Setelah mengucapkan salam yang didahului dengan puja-puji kepada
Allah, sang penceramah memulai bahasannya:
"Saudara-saudara, jangan pernah anda terpedaya oleh kehidupan
dunia yang fana dan ajakan hawa nafsu, baik menuju harta, kekuasaan dan terutama
wanita. Kalian jangan sekali-kali tergoda oleh paras rupawan perempuan duniawi
karena di surga, Allah sudah sediakan bagi orang yang berjuang di jalanNya para
bidadari yang selalu muda dan menarik.
Penceramah melanjutkan (ini seingat saya karena kejadiannya sudah
lama berlalu): “Ketahuilah saudara-saudaar, secantik-cantiknya perempuan
duniawi tidak akan bias menandingi bidadari surgawi. Sungguh bidadari surga
memiliki mata yang indah dan besar, bibir yang basah menawan, tubuh yang molek
dan menggairahkan, cara berjalan yang menggoda dan tutur kata yang
membuai". Tanpa terasa penceramah itu telah asyik dengan khayalan
kemolekan wanita yang mereka sebut bidadari.
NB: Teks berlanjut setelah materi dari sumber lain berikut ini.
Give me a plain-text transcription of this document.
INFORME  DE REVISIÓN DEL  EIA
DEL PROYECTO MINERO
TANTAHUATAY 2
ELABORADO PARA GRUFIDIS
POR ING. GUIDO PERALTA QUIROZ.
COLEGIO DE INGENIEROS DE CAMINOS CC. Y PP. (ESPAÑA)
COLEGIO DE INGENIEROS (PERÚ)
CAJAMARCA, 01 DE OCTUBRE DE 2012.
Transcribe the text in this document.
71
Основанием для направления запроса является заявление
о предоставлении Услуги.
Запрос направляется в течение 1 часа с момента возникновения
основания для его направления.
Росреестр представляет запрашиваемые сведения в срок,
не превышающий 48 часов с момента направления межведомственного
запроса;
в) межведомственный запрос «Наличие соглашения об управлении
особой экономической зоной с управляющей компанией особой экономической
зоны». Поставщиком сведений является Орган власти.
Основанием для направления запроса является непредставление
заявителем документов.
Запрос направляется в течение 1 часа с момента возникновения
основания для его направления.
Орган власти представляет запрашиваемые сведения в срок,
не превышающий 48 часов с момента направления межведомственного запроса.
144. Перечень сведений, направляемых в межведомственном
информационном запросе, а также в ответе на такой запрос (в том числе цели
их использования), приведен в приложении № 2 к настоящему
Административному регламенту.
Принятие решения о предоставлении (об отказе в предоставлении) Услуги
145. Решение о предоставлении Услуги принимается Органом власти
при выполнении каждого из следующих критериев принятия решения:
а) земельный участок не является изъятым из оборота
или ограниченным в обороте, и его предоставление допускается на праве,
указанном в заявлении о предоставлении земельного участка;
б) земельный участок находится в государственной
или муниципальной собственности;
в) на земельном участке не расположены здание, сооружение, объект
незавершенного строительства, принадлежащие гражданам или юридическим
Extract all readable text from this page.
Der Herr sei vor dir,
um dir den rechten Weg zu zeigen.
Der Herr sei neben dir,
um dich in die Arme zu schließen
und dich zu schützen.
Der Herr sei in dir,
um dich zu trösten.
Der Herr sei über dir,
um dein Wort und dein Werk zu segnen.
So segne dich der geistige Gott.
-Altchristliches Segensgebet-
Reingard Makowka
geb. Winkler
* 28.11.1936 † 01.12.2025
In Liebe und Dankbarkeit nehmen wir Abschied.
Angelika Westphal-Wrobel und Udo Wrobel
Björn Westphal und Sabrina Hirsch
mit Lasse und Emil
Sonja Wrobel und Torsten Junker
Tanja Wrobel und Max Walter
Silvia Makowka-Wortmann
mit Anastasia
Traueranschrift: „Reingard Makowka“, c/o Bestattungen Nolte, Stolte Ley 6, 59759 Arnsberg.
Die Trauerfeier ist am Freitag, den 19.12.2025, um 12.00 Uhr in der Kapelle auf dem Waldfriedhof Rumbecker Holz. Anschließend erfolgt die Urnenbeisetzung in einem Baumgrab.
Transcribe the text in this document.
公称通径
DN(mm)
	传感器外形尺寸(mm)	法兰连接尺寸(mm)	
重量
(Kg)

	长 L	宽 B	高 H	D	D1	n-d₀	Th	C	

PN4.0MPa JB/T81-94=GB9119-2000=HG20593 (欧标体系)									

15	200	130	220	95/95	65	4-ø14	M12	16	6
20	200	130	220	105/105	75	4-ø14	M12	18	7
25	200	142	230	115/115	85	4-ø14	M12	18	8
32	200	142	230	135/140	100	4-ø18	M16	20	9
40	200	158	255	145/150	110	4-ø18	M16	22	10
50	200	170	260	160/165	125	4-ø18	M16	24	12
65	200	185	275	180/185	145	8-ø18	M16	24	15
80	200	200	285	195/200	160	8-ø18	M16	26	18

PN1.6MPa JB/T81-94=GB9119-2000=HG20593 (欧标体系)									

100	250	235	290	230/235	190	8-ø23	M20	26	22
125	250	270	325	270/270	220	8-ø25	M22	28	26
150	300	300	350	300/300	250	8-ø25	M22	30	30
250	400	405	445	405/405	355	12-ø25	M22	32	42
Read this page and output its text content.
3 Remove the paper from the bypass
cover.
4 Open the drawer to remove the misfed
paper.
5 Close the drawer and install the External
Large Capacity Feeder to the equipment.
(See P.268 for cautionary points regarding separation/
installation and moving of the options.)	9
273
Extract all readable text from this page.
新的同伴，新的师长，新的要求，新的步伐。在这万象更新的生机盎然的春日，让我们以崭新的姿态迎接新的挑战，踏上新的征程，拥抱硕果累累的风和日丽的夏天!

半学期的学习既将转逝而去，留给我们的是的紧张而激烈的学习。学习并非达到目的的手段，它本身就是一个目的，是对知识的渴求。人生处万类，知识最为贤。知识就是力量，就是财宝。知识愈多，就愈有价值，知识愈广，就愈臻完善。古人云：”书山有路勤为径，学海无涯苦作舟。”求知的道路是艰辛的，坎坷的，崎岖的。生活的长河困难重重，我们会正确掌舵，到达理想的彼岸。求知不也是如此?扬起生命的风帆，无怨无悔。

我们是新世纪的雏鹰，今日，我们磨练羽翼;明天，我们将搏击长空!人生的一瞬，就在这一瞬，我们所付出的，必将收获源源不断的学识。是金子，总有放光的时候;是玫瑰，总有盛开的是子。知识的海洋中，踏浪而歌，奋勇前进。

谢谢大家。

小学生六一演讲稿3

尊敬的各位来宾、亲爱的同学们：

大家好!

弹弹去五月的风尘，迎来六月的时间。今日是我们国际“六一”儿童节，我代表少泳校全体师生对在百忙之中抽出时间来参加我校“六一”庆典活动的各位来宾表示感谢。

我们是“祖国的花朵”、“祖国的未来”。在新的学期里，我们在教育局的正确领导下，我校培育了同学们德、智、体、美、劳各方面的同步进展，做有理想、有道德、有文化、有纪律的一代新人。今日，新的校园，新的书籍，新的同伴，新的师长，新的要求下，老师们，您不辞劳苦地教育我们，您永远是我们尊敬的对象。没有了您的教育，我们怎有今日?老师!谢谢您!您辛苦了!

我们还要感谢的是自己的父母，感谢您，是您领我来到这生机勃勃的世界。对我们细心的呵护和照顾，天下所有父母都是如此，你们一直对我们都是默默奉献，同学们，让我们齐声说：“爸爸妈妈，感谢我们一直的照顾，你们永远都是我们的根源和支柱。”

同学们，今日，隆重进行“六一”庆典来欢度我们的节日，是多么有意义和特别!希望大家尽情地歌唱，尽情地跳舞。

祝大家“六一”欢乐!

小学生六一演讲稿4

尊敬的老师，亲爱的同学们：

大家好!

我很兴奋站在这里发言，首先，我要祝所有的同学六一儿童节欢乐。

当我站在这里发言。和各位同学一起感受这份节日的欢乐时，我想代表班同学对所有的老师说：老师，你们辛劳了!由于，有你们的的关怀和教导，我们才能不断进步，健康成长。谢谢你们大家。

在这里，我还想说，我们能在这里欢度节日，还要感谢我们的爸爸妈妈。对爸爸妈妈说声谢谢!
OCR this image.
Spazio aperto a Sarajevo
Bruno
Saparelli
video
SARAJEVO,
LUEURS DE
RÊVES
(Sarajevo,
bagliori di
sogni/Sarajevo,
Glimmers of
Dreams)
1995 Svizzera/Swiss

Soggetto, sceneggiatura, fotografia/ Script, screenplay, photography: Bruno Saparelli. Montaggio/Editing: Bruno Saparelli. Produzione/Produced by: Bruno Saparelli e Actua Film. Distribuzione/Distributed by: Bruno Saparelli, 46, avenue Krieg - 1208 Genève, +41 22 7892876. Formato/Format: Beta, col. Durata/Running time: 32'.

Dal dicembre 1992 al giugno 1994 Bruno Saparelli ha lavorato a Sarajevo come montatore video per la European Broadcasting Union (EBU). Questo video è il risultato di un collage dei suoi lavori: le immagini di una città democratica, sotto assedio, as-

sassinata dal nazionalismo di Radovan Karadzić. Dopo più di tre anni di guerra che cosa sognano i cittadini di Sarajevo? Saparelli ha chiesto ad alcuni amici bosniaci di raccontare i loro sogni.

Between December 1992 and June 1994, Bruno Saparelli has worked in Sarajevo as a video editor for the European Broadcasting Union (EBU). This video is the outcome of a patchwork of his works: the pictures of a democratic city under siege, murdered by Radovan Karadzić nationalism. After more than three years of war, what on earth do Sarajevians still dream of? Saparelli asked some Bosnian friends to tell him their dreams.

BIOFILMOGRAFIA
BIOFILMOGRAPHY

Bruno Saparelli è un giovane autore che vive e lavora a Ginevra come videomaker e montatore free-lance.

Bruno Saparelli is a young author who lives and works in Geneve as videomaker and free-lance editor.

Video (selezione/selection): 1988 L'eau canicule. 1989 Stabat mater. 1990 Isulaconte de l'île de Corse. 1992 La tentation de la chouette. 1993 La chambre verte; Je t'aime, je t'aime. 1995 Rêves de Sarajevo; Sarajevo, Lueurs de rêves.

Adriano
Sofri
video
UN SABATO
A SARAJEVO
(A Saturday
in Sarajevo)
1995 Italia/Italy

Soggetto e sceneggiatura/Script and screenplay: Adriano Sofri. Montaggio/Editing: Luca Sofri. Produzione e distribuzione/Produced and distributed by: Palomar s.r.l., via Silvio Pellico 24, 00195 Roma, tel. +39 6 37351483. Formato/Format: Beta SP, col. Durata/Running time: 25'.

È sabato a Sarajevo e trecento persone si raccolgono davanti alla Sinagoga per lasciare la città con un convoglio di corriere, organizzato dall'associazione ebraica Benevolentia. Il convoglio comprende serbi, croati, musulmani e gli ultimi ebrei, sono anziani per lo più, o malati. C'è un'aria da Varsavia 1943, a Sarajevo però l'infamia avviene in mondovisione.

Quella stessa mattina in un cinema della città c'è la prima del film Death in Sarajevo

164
Saya hanya bertanya-tanya dalam hati: “Bagaimana bisa penceramah itu tahu kalau
bidadari pasti cantik padahal bisa dipastikan ia belum pernah melihatnya...?,
pastilah ia membandingkan kecantikan bidadari dengan membayangkan kecantikan
wanita duniawi sebagai fantasi pembanding. Pasti ia sedang berkhayal mengenai
wanita cantik seperti artis wanita yang mereka lihat di TV atau media lainnya.
Mengapa saya berani mengatakan demikian?
Setiap manusia membutuhkan 'mafhum' / gambaran untuk
memahami sesuatu yang untuk selanjutnya mafhum tersebut ditransfer kepada orang
lain setelah diubah formatnya menjadi lafadz atau kata-kata. Jadi lafadz keluar
dari mulut manusia setelah tercetak gambaran dalam otaknya. Kesimpulannya, apa
yang ia katakana adalah hasil dari apa yang ia bayangkan.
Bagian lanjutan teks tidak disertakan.